A fund is to be donated by a wealthy man to provide annual scholarships to deserving students. The fund will grant P
5,000 each month for the first 5 years and P10,000 each month for another 5 years. If the fund earns a 12% interest p.a. compounded monthly, what is the amount of donation now.
Answers & Comments
Answer:
The amount of donation required to provide the scholarships is determined by the present value of the future streams of payments. The formula for computing the present value of an annuity is:
PV = C * [ 1 - (1 + R)^(-n ) ] / R
where PV is the present value, C is the monthly cash flow, R is the monthly interest rate and n is the number of years.
In the case of the fund, the monthly cash flow is P15,000 (P5,000 for the first 5 years and P10,000 for the next 5 years) and n is 10 years (60 months). The monthly interest rate is given as R = 0.12 (i.e., 12% per annum) divided by 12 (for month-on-month compounding).

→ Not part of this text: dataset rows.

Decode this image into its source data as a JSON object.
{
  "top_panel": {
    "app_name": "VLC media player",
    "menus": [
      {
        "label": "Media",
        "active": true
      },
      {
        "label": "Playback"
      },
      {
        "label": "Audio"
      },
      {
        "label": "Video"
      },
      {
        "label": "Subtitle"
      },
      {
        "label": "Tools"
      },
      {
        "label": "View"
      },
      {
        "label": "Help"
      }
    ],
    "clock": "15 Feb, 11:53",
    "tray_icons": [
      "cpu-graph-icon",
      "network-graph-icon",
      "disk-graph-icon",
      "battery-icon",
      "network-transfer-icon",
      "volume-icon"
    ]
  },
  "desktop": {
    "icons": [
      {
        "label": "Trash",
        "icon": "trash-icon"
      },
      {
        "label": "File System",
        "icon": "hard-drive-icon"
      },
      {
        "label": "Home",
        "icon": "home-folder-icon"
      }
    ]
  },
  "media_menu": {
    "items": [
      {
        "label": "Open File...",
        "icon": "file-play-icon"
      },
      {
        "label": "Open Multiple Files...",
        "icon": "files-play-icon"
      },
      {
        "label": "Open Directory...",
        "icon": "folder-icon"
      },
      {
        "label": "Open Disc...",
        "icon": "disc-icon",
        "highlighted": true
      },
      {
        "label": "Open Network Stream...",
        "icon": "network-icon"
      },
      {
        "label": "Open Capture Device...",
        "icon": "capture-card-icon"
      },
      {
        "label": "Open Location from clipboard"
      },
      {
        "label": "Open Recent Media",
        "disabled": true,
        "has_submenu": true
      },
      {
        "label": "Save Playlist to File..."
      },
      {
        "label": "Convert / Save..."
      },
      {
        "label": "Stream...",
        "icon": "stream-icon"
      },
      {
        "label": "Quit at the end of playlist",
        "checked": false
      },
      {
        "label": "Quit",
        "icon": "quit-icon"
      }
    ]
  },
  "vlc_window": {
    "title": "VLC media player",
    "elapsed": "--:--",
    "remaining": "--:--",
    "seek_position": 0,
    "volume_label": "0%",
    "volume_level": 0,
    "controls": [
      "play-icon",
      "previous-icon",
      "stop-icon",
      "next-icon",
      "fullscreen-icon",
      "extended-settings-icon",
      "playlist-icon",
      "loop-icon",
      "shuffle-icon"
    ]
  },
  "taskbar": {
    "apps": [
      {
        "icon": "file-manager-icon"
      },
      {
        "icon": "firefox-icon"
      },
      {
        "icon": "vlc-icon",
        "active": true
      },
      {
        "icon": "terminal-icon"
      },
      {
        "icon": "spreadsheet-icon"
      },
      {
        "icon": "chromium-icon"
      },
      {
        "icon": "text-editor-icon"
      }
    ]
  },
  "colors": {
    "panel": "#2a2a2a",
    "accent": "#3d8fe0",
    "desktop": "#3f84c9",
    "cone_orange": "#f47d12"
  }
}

So, plugging in the values in the formula, we get:
PV = P15,000 * [ 1 - (1 + 0.12)^(-10 ) ] / 0.12
= P15,000 * [ 1 - 0.851864661 ] / 0.12
= 9,556,102.28
The total amount of donation required is therefore:
Total donation = 10,000,000 P - 9,556,102.28 P
= 443,897.72 P
So, the wealthy man needs to donate P443,897.72 to fund the scholarships.